Charity hands out funds to improve regional exhibitions - Museums Association

Charity hands out funds to improve regional exhibitions

The lack of exciting exhibitions outside of London has prompted a charitable foundation to give funding to regional museums and galleries.
The Esmée Fairbairn Foundation launched its Regional Museums Initiative, which has an £80,000 budget, in October. The initiative focuses on art exhibitions (including decorative arts), collaborative projects and touring exhibits.

Shreela Ghosh, the director of arts and heritage at the foundation, said: 'We hope to galvanise museums by allowing them to do interesting exhibitions.' She added that they wanted glamorous exhibitions but didn't want to see guest curators flown in from outside.

'We want to allow the curator or director to research their own collections,' she said.

Giles Waterfield, an independent adviser to the foundation, said that regional museums managed to achieve a huge amount with little resources. 'This initiative aims to provide funding for temporary exhibitions, which bring in new visitors and encourage them to return.'

Ghosh said there were three elements to the scheme: to extend the life of exhibitions by encouraging them to tour; to get museums to collaborate; and to encourage scholarship by allowing time for research into collections.

Eleven proposals were shortlisted from 24 applications and the final six have already been awarded grants, ranging from £72,000 to £100,000. Additional 'encouragement' funding has been given to three of the other museums on the shortlist, to facilitate further research into their collections.
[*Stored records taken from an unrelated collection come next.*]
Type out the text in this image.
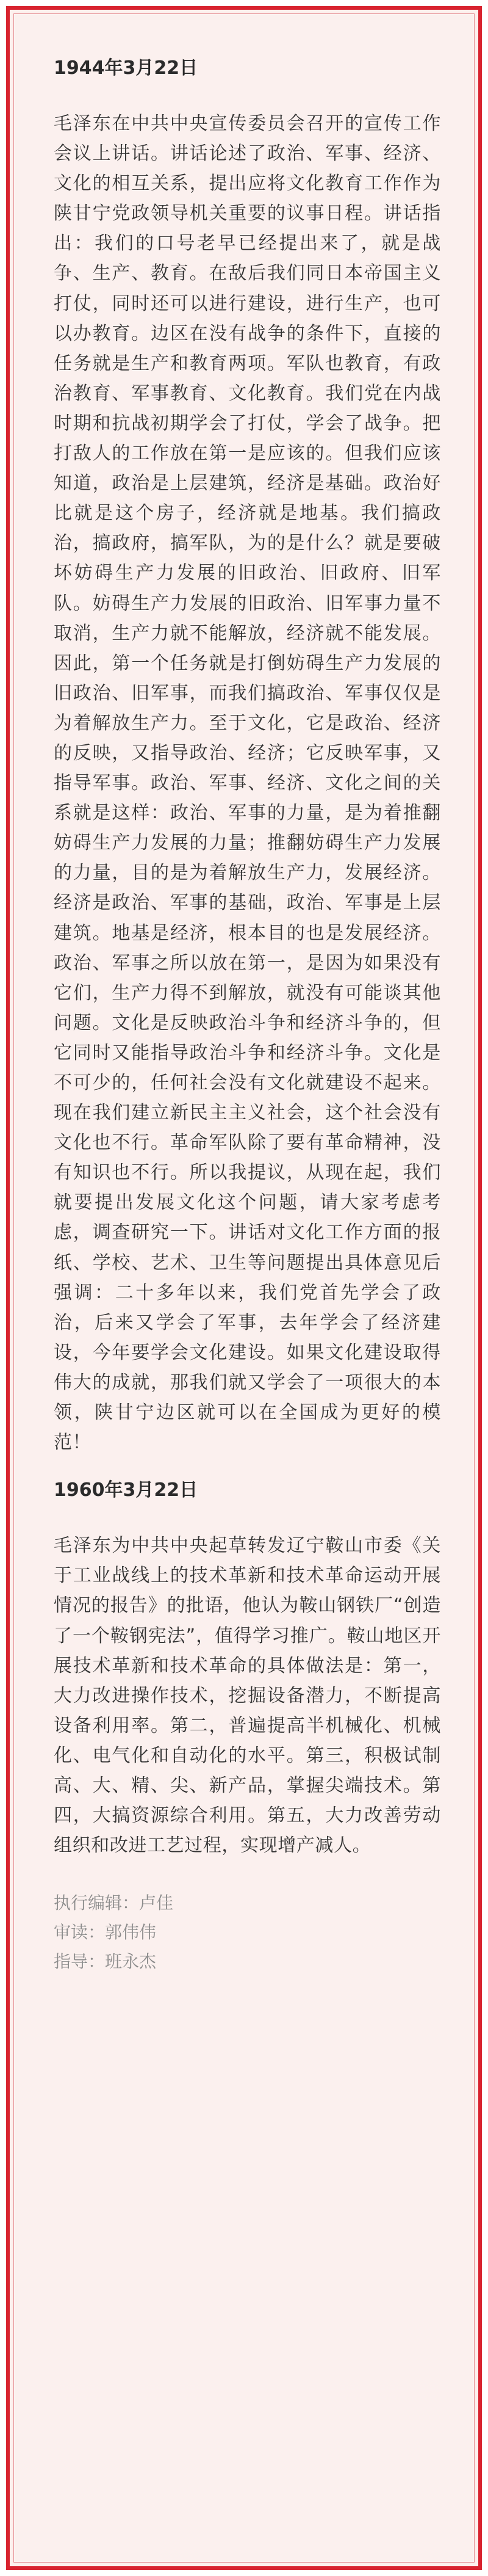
1944年3月22日

毛泽东在中共中央宣传委员会召开的宣传工作会议上讲话。讲话论述了政治、军事、经济、文化的相互关系，提出应将文化教育工作作为陕甘宁党政领导机关重要的议事日程。讲话指出：我们的口号老早已经提出来了，就是战争、生产、教育。在敌后我们同日本帝国主义打仗，同时还可以进行建设，进行生产，也可以办教育。边区在没有战争的条件下，直接的任务就是生产和教育两项。军队也教育，有政治教育、军事教育、文化教育。我们党在内战时期和抗战初期学会了打仗，学会了战争。把打敌人的工作放在第一是应该的。但我们应该知道，政治是上层建筑，经济是基础。政治好比就是这个房子，经济就是地基。我们搞政治，搞政府，搞军队，为的是什么？就是要破坏妨碍生产力发展的旧政治、旧政府、旧军队。妨碍生产力发展的旧政治、旧军事力量不取消，生产力就不能解放，经济就不能发展。因此，第一个任务就是打倒妨碍生产力发展的旧政治、旧军事，而我们搞政治、军事仅仅是为着解放生产力。至于文化，它是政治、经济的反映，又指导政治、经济；它反映军事，又指导军事。政治、军事、经济、文化之间的关系就是这样：政治、军事的力量，是为着推翻妨碍生产力发展的力量；推翻妨碍生产力发展的力量，目的是为着解放生产力，发展经济。经济是政治、军事的基础，政治、军事是上层建筑。地基是经济，根本目的也是发展经济。政治、军事之所以放在第一，是因为如果没有它们，生产力得不到解放，就没有可能谈其他问题。文化是反映政治斗争和经济斗争的，但它同时又能指导政治斗争和经济斗争。文化是不可少的，任何社会没有文化就建设不起来。现在我们建立新民主主义社会，这个社会没有文化也不行。革命军队除了要有革命精神，没有知识也不行。所以我提议，从现在起，我们就要提出发展文化这个问题，请大家考虑考虑，调查研究一下。讲话对文化工作方面的报纸、学校、艺术、卫生等问题提出具体意见后强调：二十多年以来，我们党首先学会了政治，后来又学会了军事，去年学会了经济建设，今年要学会文化建设。如果文化建设取得伟大的成就，那我们就又学会了一项很大的本领，陕甘宁边区就可以在全国成为更好的模范！

1960年3月22日

毛泽东为中共中央起草转发辽宁鞍山市委《关于工业战线上的技术革新和技术革命运动开展情况的报告》的批语，他认为鞍山钢铁厂“创造了一个鞍钢宪法”，值得学习推广。鞍山地区开展技术革新和技术革命的具体做法是：第一，大力改进操作技术，挖掘设备潜力，不断提高设备利用率。第二，普遍提高半机械化、机械化、电气化和自动化的水平。第三，积极试制高、大、精、尖、新产品，掌握尖端技术。第四，大搞资源综合利用。第五，大力改善劳动组织和改进工艺过程，实现增产减人。

执行编辑：卢佳
审读：郭伟伟
指导：班永杰
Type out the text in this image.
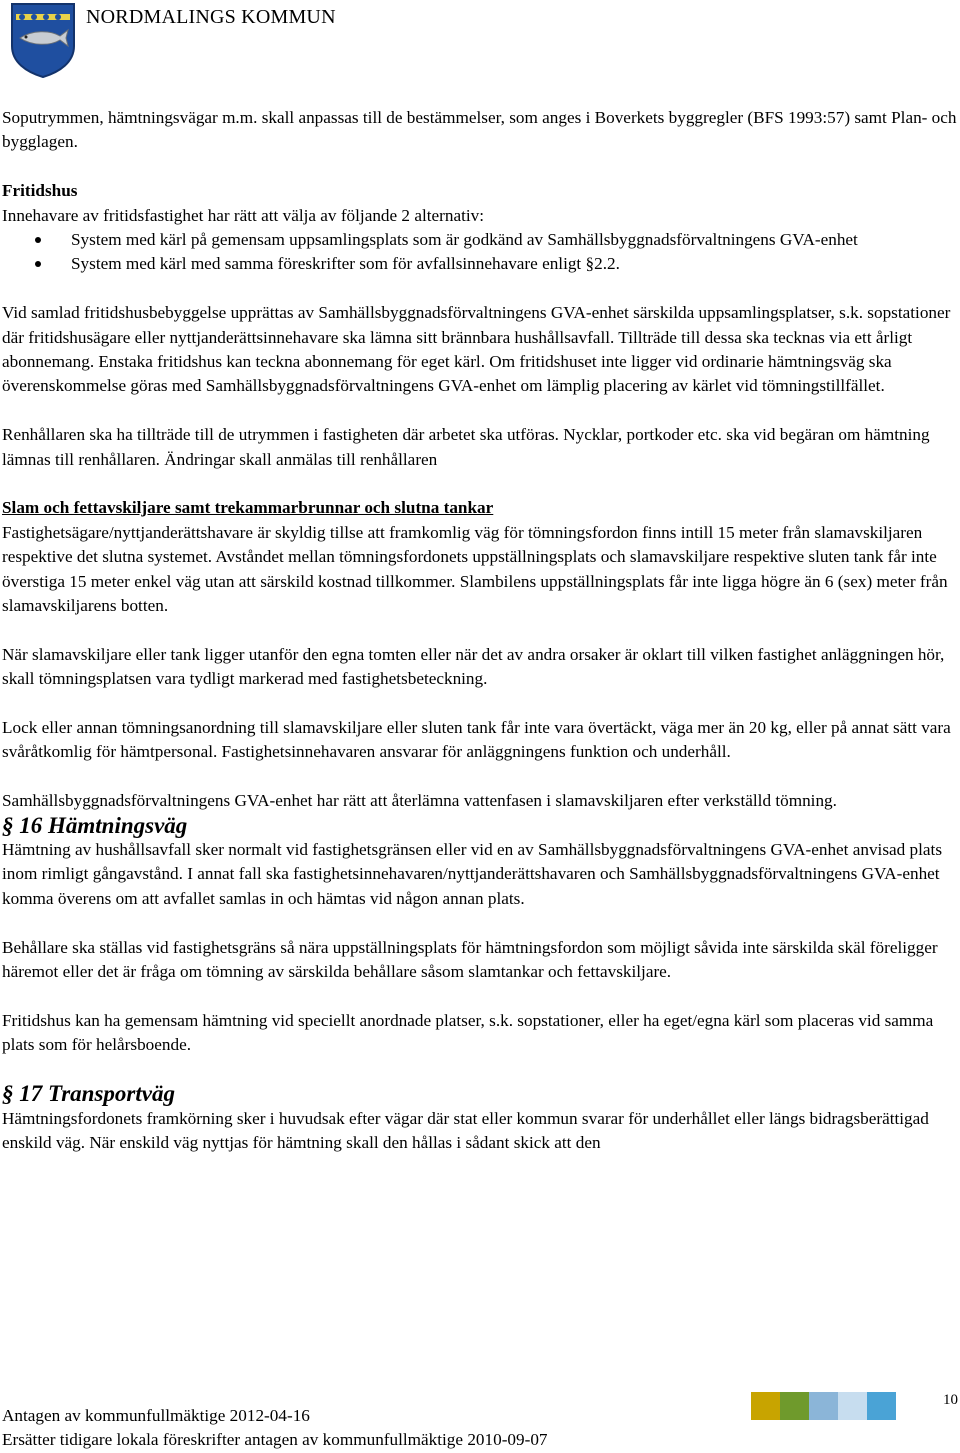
NORDMALINGS KOMMUN

Soputrymmen, hämtningsvägar m.m. skall anpassas till de bestämmelser, som anges i Boverkets byggregler (BFS 1993:57) samt Plan- och bygglagen.

Fritidshus

Innehavare av fritidsfastighet har rätt att välja av följande 2 alternativ:

System med kärl på gemensam uppsamlingsplats som är godkänd av Samhällsbyggnadsförvaltningens GVA-enhet
System med kärl med samma föreskrifter som för avfallsinnehavare enligt §2.2.

Vid samlad fritidshusbebyggelse upprättas av Samhällsbyggnadsförvaltningens GVA-enhet särskilda uppsamlingsplatser, s.k. sopstationer där fritidshusägare eller nyttjanderättsinnehavare ska lämna sitt brännbara hushållsavfall. Tillträde till dessa ska tecknas via ett årligt abonnemang. Enstaka fritidshus kan teckna abonnemang för eget kärl. Om fritidshuset inte ligger vid ordinarie hämtningsväg ska överenskommelse göras med Samhällsbyggnadsförvaltningens GVA-enhet om lämplig placering av kärlet vid tömningstillfället.

Renhållaren ska ha tillträde till de utrymmen i fastigheten där arbetet ska utföras. Nycklar, portkoder etc. ska vid begäran om hämtning lämnas till renhållaren. Ändringar skall anmälas till renhållaren

Slam och fettavskiljare samt trekammarbrunnar och slutna tankar

Fastighetsägare/nyttjanderättshavare är skyldig tillse att framkomlig väg för tömningsfordon finns intill 15 meter från slamavskiljaren respektive det slutna systemet. Avståndet mellan tömningsfordonets uppställningsplats och slamavskiljare respektive sluten tank får inte överstiga 15 meter enkel väg utan att särskild kostnad tillkommer. Slambilens uppställningsplats får inte ligga högre än 6 (sex) meter från slamavskiljarens botten.

När slamavskiljare eller tank ligger utanför den egna tomten eller när det av andra orsaker är oklart till vilken fastighet anläggningen hör, skall tömningsplatsen vara tydligt markerad med fastighetsbeteckning.

Lock eller annan tömningsanordning till slamavskiljare eller sluten tank får inte vara övertäckt, väga mer än 20 kg, eller på annat sätt vara svåråtkomlig för hämtpersonal. Fastighetsinnehavaren ansvarar för anläggningens funktion och underhåll.

Samhällsbyggnadsförvaltningens GVA-enhet har rätt att återlämna vattenfasen i slamavskiljaren efter verkställd tömning.

§ 16 Hämtningsväg

Hämtning av hushållsavfall sker normalt vid fastighetsgränsen eller vid en av Samhällsbyggnadsförvaltningens GVA-enhet anvisad plats inom rimligt gångavstånd. I annat fall ska fastighetsinnehavaren/nyttjanderättshavaren och Samhällsbyggnadsförvaltningens GVA-enhet komma överens om att avfallet samlas in och hämtas vid någon annan plats.

Behållare ska ställas vid fastighetsgräns så nära uppställningsplats för hämtningsfordon som möjligt såvida inte särskilda skäl föreligger häremot eller det är fråga om tömning av särskilda behållare såsom slamtankar och fettavskiljare.

Fritidshus kan ha gemensam hämtning vid speciellt anordnade platser, s.k. sopstationer, eller ha eget/egna kärl som placeras vid samma plats som för helårsboende.

§ 17 Transportväg

Hämtningsfordonets framkörning sker i huvudsak efter vägar där stat eller kommun svarar för underhållet eller längs bidragsberättigad enskild väg. När enskild väg nyttjas för hämtning skall den hållas i sådant skick att den

10
Antagen av kommunfullmäktige 2012-04-16
Ersätter tidigare lokala föreskrifter antagen av kommunfullmäktige 2010-09-07
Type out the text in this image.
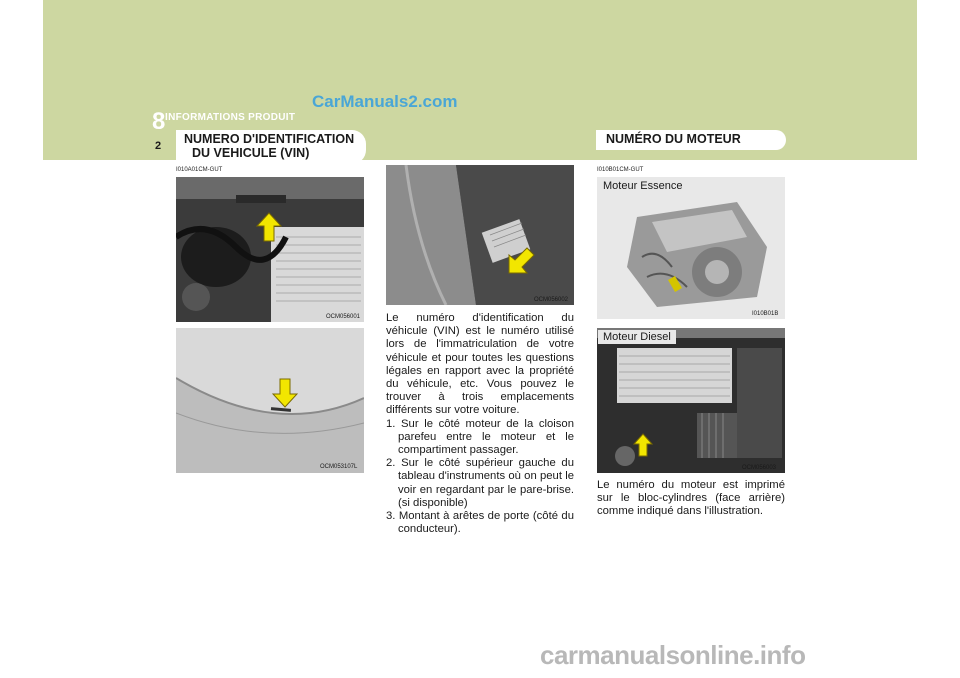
CarManuals2.com
8 INFORMATIONS PRODUIT
2 NUMERO D'IDENTIFICATION
DU VEHICULE (VIN)
I010A01CM-GUT
OCM056001
OCM053107L
OCM056002

Le numéro d'identification du véhicule (VIN) est le numéro utilisé lors de l'immatriculation de votre véhicule et pour toutes les questions légales en rapport avec la propriété du véhicule, etc. Vous pouvez le trouver à trois emplacements différents sur votre voiture.

1. Sur le côté moteur de la cloison parefeu entre le moteur et le compartiment passager.
2. Sur le côté supérieur gauche du tableau d'instruments où on peut le voir en regardant par le pare-brise. (si disponible)
3. Montant à arêtes de porte (côté du conducteur).
NUMÉRO DU MOTEUR
I010B01CM-GUT
Moteur Essence
I010B01B
Moteur Diesel
OCM056003
Le numéro du moteur est imprimé sur le bloc-cylindres (face arrière) comme indiqué dans l'illustration.
carmanualsonline.info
The foundation is also funding a series of seminars for the museums in the scheme, which will cover design and interpretation, marketing, publishing and advocacy. Ghosh said that for understandable reasons the standard of presentation from some applicants was quite low.

'We had to do a lot of work with the applicants, especially on their budgets,' she said. The seminars aim to address these weaknesses by providing an informal networking atmosphere to share experience.

The recipients included the York Museums Trust, which was given £96,550 for Celebrating Ceramics, an exhibition to be shown concurrently at the Wakefield Art Gallery, the Scarborough Art Gallery and York, drawing on all three collections.

The Norwich Castle Museum and Art Gallery received £100,000 for a joint project with the Millennium Galleries, Sheffield. A sum of £81,500 went to The Whitworth Gallery in Manchester for its Walter Sickert Drawing is the Thing exhibition.

Other grants for additional research were given to: the Royal Albert Memorial Museum, Exeter, £20,000; the Millennium Galleries, Sheffield, £10,000; and the Holburne Museum, Bath, £45,000.